20/20 vision is commonly accepted as the standard of normal distance vision. It means good visual acuity at 20 feet. If your vision is 20/20, you can read certain sizes of letters clearly at 20 feet or closer. If you have 20/15 vision, your visual acuity is better than 20/20: You can read the smaller letters at 20 feet away that someone with 20/20 vision can only read at 15 feet. Conversely, someone with 20/30 vision has worse distance vision than 20/20
What is the difference between an optometrist, an ophthalmologist and optician?
An optometrist is a doctor of optometry who examines patients in order to diagnose, treat, manage and prevent diseases and disorders of the eye and vision system and its related structures. An optometrist may also prescribe drugs for the treatment of eye conditions and provide, fit and adjust eyeglasses, contact lenses or subnormal vision devices for patients who require them.

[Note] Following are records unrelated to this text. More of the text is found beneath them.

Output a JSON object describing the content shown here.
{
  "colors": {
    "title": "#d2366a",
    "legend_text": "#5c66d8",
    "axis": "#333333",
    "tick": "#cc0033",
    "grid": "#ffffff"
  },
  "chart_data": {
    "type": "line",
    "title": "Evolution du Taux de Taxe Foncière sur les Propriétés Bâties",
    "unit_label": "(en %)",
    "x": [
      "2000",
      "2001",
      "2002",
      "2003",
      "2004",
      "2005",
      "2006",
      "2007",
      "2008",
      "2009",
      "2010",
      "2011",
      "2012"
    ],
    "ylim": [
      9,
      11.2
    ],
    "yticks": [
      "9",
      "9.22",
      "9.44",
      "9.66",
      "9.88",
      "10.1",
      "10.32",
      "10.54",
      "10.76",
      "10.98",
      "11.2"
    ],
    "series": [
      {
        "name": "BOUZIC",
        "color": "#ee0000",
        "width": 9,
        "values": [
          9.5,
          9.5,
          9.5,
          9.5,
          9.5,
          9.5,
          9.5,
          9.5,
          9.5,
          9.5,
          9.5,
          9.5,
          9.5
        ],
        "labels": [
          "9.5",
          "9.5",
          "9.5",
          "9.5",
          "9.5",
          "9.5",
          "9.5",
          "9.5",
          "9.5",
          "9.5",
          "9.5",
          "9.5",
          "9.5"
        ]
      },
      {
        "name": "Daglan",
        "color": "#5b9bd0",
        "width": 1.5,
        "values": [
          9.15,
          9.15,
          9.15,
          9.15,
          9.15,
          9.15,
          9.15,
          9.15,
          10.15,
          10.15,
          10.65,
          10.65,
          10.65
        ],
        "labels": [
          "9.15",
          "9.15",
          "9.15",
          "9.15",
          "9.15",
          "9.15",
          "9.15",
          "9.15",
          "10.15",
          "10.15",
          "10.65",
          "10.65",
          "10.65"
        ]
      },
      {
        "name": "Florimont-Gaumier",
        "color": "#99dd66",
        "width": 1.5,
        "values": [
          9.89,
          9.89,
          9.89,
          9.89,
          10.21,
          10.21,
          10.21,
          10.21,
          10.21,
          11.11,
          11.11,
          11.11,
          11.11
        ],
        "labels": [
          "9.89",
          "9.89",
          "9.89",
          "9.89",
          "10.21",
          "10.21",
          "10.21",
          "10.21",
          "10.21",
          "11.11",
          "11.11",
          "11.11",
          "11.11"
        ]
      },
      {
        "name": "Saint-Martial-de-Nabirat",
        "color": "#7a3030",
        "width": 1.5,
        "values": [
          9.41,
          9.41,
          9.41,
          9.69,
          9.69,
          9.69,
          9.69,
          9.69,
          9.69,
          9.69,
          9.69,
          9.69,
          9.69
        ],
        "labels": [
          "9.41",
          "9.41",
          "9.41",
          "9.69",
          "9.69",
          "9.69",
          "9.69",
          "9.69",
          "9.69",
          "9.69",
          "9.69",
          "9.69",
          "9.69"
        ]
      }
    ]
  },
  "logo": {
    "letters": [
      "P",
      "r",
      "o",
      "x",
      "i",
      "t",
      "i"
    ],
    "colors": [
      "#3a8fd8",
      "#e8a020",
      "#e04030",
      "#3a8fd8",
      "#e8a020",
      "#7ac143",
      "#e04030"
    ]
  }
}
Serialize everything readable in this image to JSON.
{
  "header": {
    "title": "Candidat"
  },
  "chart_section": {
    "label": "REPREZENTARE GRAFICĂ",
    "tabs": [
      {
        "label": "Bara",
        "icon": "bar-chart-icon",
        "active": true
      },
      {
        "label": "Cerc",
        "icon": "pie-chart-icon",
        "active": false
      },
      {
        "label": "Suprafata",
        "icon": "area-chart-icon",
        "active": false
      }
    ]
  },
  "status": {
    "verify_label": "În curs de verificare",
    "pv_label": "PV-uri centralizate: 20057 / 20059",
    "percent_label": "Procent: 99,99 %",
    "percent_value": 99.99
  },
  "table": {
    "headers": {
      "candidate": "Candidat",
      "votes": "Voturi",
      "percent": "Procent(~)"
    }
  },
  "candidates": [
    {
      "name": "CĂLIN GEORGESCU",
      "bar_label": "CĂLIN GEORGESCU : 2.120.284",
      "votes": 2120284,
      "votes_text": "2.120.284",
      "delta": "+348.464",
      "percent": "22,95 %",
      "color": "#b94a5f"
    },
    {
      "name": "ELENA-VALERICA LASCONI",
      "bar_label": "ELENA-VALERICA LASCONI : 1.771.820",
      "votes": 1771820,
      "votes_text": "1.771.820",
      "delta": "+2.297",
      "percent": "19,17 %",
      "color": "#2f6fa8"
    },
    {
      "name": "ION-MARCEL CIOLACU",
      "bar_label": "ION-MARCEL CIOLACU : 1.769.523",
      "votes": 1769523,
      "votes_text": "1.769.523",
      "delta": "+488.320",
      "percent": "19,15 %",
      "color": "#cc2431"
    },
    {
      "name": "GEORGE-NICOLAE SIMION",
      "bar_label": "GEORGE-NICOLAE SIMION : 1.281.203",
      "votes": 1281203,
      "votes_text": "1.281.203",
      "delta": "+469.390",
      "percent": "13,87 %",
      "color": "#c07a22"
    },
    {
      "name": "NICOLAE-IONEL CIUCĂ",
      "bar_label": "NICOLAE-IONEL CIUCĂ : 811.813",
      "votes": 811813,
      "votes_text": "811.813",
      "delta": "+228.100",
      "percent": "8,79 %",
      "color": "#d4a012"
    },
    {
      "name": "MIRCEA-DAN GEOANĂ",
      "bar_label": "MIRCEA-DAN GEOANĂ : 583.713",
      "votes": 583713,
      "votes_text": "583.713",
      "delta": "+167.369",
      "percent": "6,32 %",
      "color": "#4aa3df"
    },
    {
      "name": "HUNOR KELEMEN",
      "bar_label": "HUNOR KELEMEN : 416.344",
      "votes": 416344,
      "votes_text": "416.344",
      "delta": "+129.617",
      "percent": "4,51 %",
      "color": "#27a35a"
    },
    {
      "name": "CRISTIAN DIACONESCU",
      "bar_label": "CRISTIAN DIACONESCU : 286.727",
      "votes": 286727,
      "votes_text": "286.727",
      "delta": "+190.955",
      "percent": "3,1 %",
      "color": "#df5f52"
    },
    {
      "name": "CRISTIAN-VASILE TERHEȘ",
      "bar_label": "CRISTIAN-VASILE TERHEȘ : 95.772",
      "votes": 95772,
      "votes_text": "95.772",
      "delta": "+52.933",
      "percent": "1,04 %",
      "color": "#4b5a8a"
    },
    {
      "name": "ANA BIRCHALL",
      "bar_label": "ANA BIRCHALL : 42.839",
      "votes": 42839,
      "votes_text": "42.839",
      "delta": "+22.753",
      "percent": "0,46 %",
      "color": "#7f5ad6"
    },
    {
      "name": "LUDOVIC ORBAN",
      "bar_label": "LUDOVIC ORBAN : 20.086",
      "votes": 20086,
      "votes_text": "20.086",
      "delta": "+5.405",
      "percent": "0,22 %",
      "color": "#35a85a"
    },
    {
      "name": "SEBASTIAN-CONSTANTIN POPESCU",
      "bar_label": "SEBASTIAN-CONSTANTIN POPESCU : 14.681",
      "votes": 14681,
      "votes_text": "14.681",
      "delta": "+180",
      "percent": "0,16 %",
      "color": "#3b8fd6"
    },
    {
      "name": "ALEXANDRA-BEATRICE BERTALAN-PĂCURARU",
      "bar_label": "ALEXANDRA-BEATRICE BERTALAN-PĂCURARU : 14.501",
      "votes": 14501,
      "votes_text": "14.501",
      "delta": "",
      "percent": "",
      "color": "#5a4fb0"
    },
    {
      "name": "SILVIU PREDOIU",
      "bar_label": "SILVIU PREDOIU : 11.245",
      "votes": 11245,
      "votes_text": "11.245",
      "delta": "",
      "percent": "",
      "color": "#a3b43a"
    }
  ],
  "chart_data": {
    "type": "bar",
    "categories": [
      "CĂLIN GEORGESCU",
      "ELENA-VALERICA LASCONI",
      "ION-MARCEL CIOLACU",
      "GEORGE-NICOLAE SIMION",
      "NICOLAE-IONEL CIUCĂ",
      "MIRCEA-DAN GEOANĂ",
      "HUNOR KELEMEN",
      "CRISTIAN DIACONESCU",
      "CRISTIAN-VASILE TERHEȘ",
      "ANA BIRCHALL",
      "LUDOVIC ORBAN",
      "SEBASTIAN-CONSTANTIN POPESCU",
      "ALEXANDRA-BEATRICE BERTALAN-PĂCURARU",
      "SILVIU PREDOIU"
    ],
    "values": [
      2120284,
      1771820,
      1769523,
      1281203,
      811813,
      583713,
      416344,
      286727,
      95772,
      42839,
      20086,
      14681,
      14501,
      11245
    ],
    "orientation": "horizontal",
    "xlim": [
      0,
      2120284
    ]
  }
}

An ophthalmologist is a physician who, upon graduation from medical school, undertakes several years of post-graduate training in the diagnosis and treatment of diseases of the eye. As well as diagnosing and treating ocular disease either by medical or surgical means, ophthalmologists may offer oculo-visual assessment, which includes prescription for corrective lenses.
An optician provides, fits and adjusts eyeglasses, contact lenses or subnormal vision devices on the prescription of an optometrist or physician.
All three professions are governed by their respective Colleges under the authority of theRegulated Health Professions Act.
How often should I see my Optometrist?
Routine eye examinations are an effective aspect of preventive, primary health care. You or a member of your family can have a vision or eye health condition without being aware of it. Uncorrected, poor vision affects your ability to function and, therefore, your general health and well being. Eye disorders and disease often have no readily recognizable symptoms. Waiting for symptoms in order to initiate an eye examination can place you at unnecessary risk. Routine eye examinations are important in diagnosing and treating vision anomalies. At the same time, they can detect more serious eye disorders and diseases as well as symptoms of other potential medical problems. Early detection and diagnosis of these health concerns at the primary care level lessen the likelihood of long term, chronic disability.
Many factors will influence how often you should have your eyes examined, and only your optometrist, after analysis of your particular vision and health needs, can determine when your next visit should be.